Fat Burning Exercises At Home

These are by far some of the stylish ways you can burn fat. For these exercises, we ’re using an Exercise Step, which is a great way for you to get a further grueling drill. In terms of timing, we suggest you do each exercise for a nanosecond, with a 20 alternate rest. You can also repeat the full cycle another two times for a full drill.

1-DECLINE PRESS UP JACKS

These are great for working your arms as well as getting your heart rate over. With the legs on either side on the step and start with the press up position. Jump your bases up onto the box and back down. Reprise.

2-BURPEES

No fat- burning drill should be without burpees. Place your hands on the bottom, spring your bases back and do a press up. And also jump your bases back by and spring back over. Reprise.

3-FROG JUMPS

These are a real killer and it’s surprising how snappily they get your heartrate up. Start by jumping over the box, then turn over so that you can jump again over it. To have the pressure  make sure that the box is clear with little room space.

4-SIDE BOX JUMPS

Great for your glutes, legs and core. Make sure to stand one one side of the step. Spring yourself up and land on top of the box with both bases at the same time. Jump back down to the other side and reprise. One can start using their arms to help themselves if they start feeling tired.

5-HIGH KNEES

It is really hard to maintain It but usually very easy when starting it.

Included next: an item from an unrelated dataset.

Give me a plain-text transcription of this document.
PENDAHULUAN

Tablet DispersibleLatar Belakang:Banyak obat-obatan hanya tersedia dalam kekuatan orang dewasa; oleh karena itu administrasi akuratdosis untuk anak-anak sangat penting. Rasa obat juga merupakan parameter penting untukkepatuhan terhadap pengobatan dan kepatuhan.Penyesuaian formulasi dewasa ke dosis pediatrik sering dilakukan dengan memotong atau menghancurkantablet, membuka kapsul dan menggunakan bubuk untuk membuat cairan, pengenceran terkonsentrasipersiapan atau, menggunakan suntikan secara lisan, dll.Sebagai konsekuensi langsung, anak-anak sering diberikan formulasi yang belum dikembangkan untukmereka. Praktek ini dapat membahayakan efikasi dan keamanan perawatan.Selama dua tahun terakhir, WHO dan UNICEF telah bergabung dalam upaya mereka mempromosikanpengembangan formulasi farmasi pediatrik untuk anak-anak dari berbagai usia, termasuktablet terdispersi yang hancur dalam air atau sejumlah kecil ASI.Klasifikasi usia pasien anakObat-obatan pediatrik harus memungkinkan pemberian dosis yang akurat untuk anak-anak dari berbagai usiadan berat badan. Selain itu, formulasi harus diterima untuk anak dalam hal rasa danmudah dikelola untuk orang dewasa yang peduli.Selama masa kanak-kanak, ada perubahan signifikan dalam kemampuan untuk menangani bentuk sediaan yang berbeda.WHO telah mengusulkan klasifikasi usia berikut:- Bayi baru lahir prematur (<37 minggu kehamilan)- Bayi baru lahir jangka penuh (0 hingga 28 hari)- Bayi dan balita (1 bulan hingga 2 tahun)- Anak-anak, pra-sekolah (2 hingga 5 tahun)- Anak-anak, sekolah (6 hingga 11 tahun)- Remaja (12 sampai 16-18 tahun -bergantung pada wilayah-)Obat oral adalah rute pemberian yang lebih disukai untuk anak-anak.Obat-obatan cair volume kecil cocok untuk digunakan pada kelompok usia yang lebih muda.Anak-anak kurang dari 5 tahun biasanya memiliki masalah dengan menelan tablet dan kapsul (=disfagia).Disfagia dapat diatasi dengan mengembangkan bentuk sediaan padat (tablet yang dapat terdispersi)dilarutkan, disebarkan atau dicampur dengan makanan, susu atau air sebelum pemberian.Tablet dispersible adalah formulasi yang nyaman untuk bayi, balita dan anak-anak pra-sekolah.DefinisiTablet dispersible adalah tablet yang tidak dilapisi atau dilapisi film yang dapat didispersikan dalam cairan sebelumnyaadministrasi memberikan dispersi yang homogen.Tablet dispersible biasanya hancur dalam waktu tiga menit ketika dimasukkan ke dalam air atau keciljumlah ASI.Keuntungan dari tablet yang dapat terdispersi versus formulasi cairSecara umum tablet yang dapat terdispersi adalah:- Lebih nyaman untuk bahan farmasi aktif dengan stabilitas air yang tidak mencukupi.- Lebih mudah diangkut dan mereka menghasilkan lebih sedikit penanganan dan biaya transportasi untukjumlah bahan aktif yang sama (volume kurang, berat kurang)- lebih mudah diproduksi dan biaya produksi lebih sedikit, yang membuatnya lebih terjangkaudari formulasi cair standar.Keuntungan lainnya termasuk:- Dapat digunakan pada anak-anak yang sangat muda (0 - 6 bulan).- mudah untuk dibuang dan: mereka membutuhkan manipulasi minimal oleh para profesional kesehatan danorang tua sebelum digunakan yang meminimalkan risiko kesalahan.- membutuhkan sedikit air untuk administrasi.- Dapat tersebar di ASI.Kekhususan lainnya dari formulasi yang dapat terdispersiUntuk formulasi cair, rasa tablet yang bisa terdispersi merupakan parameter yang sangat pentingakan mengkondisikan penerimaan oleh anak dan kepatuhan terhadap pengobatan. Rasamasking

Doing this exercise is very beneficial for one's legs, core and chest. Use your arms so that your body is completely engaged and simply jog on the spot while raising your knees up to midriff height.

6- MOUNTAIN Rovers

These work your core and your arms. Place your hands on the step so that you’re in a grade press up position. Bring one knee in and also unbend it back out again. Also bring the other knee in and unbend it back out again. Do this snappily and keep going until the nanosecond’s up!

7-ALTERNATING JUMPING LUNGES

These are great for fitting some real power into your drill. Submerge forward and down and also when you are ready, spring back over and change your legs over in the skyline so that you land with the contrary bottom forward. Try to keep the pace up while maintaining a deep jab.